If a thorough history and physical examination, including nail-fold capillaroscopy, reveals little evidence for an underlying disease, a clinical diagnosis of primary RP can be made. If there is clinical suspicion of a secondary cause, or an abnormal nail-fold capillary pattern is observed, serologic testing should be performed, including an ANA and erythrocyte sedimentation rate. An abnormal nail-fold capillary pattern in a patient with RP has been found to be the best predictor of an eventual disease transition to secondary RP. Elevated titers of ANA antibodies including anticentromere, antinucleolar, or anti-ScL70 antibodies, in a patient with RP, suggest the presence of—or eventual development of—an underlying connective tissue disease.

Raynaud’s phenomenon is a clinical diagnosis. If secondary causes are suspected, an evaluation to asses for atherosclerotic disease is indicated as well as for an underlying connective tissue disorder, including serologies for SLE, Sjögren’s syndrome, and an autoimmune myositis.
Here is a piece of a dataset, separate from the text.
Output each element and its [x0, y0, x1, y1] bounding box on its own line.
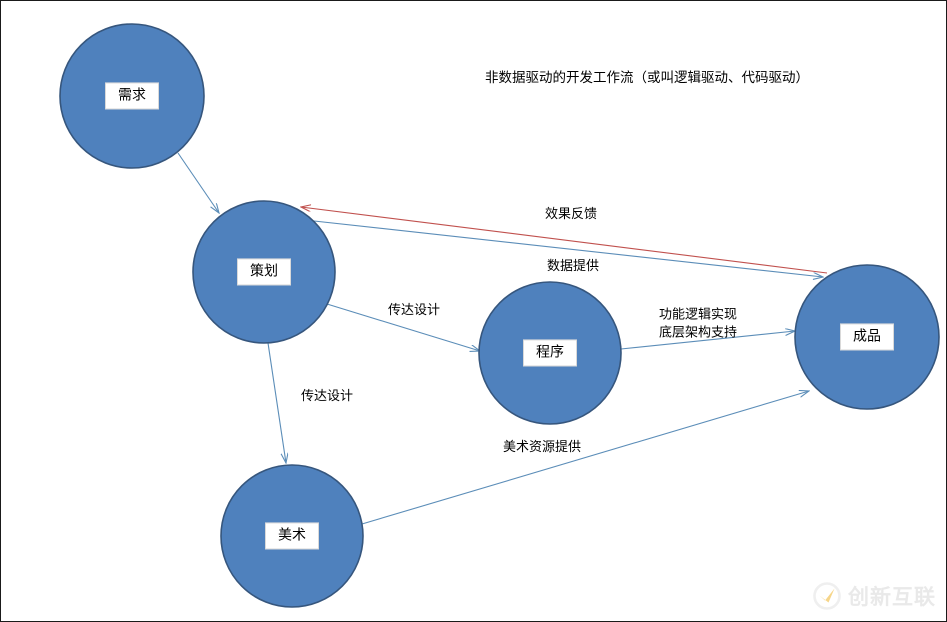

Treatment choices for RP depend on the severity of the condition and the presence of an underlying disease. The goals of therapy are to improve quality of life and prevent tissue injury. In patients with primary RP, a conservative, nonpharmacologic approach is most important, although medications may be necessary. General education regarding the disease itself as well as the use of nonpharmacologic lifestyle modifications is recommended. Avoiding unnecessary cold exposure or sudden temperature changes such as moving from a hot environment to an air-conditioned room is essential. Patients should understand that the entire body and not just the digits should be kept warm. Strategies such as wearing thermal underwear, hats, scarves, and insulated footwear help keep the body warm. The digits should be protected from cold with gloves and/or hand warmers. Patients should avoid medications that promote vasoconstriction, such as decongestants, amphetamines, beta-blockers, and caffeine. Similarly, smoking cessation is also recommended because nicotine is vasoconstrictive. Physical maneuvers that promote vasodilation in the digits can also be taught to lessen the severity of an attack, including rotating
the arms in a windmill pattern and placing the hands in warm water or in a warm body fold (such as the axilla). If these measures fail to improve the quantity and/or severity of attacks, there are a number of pharmacologic therapies that can be initiated. Calcium channel blockers are the most widely used class of drugs for the treatment of RP. Among the different classes of calcium channel blockers, the dihydropyridine group has been the most effective, with doses of nifedipine ranging from 30 to 180 mg daily or amlodipine from 5 to 20 mg daily. The long-acting or slow-release preparations are generally preferred as they are better tolerated and achieve a more sustained response. If a patient has a suboptimal response to maximum-dose calcium channel blockers, the addition of a direct vasodilator—such as topical nitroglycerin—can be used. Indirect vasodilators have also been evaluated, including angiotensin converting enzyme (ACE) inhibitors (e.g., enalapril, captopril), angiotensin II receptor antagonists (e.g., losartan), and selective serotonin reuptake inhibitors (e.g., fluoxetine). More recently, phosphodiesterase type 5 inhibitors (e.g., sildenafil, tadalafil, vardenafil) have been used for patients with severe RP with digital ischemia. Bosentan, an endothelin 1 receptor antagonist, has demonstrated success in treating digital ulcers in patients with scleroderma and secondary RP. Prazosin, a sympatholytic agent, and pentoxyphilline, a phosphodiesterase inhibitor, have also been reported to improve RP symptoms. Digital or thoracic sympathectomy or intravenous prostaglandin infusions (e.g., iloprost, epoprostenol) can be utilized in patients with RP who are refractory to oral medical therapy, typically in the acute setting where there is critical digital ischemia. Low-dose aspirin has also been recommended in patients with digital ischemia.